¿DEBERÍA LLEVAR A MI HIJO TEA AL COLEGIO? 4 septiembre, 2020 – Publicado en: Familia

vuelta al colegio covid

A pesar del bombardeo de noticias e informaciones varias sobre la situación actual que estamos viviendo respecto a esta pandemia mundial, la Covid 19, el planteamiento de esta cuestión invita a reflexionar y a cuestionarnos verdaderamente que es lo que queremos que nuestro hijo o hija con TEA logre, consiga, alcance o desarrolle.

El objetivo es bastante claro y unánime: Mejorar la calidad de vida de las personas con TEA y por consiguiente de sus familias.
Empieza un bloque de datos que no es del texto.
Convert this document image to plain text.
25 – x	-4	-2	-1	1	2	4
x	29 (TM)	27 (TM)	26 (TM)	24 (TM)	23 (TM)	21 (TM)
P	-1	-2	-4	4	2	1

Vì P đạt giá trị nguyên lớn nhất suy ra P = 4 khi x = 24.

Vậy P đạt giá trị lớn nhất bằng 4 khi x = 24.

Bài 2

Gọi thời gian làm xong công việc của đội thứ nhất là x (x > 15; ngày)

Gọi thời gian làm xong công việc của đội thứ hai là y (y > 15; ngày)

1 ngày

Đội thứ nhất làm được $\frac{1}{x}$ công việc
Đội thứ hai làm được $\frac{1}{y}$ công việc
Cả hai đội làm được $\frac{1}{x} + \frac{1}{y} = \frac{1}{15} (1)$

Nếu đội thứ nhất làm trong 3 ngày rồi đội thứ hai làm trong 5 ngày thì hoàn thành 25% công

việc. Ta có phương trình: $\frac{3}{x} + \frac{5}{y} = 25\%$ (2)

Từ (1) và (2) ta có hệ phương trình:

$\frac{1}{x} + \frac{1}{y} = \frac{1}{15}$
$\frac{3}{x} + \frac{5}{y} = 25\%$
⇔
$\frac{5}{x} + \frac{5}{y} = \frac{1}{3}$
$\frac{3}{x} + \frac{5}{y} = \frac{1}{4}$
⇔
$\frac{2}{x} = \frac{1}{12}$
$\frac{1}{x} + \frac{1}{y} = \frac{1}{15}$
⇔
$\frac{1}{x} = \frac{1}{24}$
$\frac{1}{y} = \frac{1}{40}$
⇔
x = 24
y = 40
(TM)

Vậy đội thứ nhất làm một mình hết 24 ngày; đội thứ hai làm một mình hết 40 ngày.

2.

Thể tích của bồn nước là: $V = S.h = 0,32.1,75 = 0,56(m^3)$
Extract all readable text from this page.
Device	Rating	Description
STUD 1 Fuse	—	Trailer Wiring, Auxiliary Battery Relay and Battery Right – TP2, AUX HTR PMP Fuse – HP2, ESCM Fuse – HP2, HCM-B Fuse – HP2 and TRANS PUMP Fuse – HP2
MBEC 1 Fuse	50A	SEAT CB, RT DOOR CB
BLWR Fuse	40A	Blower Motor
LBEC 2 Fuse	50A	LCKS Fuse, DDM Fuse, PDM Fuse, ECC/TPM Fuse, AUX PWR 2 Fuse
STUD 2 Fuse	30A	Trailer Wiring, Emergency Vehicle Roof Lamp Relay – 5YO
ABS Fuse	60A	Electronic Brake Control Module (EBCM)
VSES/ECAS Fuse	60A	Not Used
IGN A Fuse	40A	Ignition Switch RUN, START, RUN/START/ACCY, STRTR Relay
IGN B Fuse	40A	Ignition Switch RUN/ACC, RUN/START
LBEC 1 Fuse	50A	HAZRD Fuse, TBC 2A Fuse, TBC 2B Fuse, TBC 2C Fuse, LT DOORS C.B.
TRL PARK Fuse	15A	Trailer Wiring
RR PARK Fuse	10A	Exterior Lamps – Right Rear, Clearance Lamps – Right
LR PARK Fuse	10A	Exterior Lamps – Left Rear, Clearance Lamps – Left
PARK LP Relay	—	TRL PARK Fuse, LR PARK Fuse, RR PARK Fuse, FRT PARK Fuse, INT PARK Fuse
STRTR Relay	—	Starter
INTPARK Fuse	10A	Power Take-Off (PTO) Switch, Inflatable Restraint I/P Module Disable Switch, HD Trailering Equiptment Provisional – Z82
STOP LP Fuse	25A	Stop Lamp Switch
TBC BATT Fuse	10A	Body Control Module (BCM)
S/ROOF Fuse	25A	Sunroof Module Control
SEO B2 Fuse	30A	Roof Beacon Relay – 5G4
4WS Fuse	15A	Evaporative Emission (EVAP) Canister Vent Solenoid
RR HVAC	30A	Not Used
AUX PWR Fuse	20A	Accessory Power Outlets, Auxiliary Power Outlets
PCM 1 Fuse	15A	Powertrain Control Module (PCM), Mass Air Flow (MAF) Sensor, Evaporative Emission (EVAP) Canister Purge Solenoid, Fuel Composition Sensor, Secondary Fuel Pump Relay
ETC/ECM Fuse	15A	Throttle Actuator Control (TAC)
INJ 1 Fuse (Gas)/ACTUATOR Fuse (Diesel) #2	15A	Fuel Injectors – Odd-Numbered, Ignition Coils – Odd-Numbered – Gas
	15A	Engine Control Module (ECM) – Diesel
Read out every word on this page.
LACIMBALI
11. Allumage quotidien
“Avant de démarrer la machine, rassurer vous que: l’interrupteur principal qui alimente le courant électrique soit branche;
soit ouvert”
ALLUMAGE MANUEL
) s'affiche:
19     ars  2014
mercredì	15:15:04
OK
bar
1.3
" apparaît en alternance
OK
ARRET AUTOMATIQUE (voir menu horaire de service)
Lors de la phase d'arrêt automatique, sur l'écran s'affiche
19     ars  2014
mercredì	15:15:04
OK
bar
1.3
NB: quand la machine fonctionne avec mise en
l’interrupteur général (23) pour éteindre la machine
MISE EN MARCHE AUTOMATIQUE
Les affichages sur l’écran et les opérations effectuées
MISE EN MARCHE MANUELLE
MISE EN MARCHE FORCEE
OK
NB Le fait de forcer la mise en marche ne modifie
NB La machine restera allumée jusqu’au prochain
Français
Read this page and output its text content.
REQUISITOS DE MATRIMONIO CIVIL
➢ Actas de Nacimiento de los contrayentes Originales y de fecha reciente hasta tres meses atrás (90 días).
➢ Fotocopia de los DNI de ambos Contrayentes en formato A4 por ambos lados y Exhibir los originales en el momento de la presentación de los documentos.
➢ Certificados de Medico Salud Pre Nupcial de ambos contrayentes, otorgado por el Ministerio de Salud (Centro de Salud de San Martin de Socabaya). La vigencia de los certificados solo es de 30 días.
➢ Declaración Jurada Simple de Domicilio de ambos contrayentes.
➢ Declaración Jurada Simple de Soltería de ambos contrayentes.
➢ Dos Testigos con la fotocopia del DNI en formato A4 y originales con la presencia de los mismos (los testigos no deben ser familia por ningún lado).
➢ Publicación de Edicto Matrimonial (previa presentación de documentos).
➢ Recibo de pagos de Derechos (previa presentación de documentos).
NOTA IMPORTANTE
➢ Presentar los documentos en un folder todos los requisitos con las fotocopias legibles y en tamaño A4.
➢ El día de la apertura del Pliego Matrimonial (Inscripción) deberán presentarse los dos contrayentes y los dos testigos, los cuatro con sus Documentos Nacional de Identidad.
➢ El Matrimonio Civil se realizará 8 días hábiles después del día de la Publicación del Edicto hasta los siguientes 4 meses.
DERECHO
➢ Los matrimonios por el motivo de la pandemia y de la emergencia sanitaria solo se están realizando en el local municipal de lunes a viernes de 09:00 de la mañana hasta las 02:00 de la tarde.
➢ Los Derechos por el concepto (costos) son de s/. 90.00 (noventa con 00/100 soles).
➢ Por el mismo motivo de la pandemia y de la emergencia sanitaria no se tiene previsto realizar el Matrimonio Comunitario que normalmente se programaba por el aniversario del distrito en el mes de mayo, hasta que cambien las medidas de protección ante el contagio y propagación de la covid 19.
Si lo que se pretende es este fin, el ámbito educativo, la escolarización, entre otros, juega un papel fundamental.

De todos es conocido, como ya hemos expuesto en artículos anteriores, las dificultades que presentan las personas con TEA y los problemas con los que se enfrentan día a día, tanto ellas como sus familias.

La inactividad, el no hacer o dejar hacer, la no constancia, la falta de estructura y planificación, la falta de interacción social, la falta de conocimiento de sí mismo, de los demás y del mundo que les rodea, lleva a la distorsión y a la desorganización mental de la persona con TEA.

Y precisamente eso es lo que no queremos para nuestros hijos o hijas con TEA.

Si las condiciones sanitarias lo permiten, no pueden estar sin escolarizar más tiempo las personas con TEA. Por más que las familias se esfuercen desde sus hogares en la labor educativa, por más recursos educativos que se proporcionen desde las casas a las personas con TEA (fichas, programas informáticos, clases online, etc.), nunca se va a poder suplir la labor educativa que desde el ámbito escolar se abarca, ya que desde este contexto educativo, no solo se enriquece en aprendizajes meramente académicos, sino también en competencias conductuales y sociales: interacción con los demás, habilidades comunicativas y de lenguaje, habilidades mentalistas y emocionales, entre otras. Competencias mermadas y necesarias a desarrollar en nuestros hijos o hijas con TEA.

Sin la escolarización, no se llegan a cubrir todas las necesidades que nuestros hijos o hijas con TEA presentan. Y hoy más que nunca el tiempo apremia.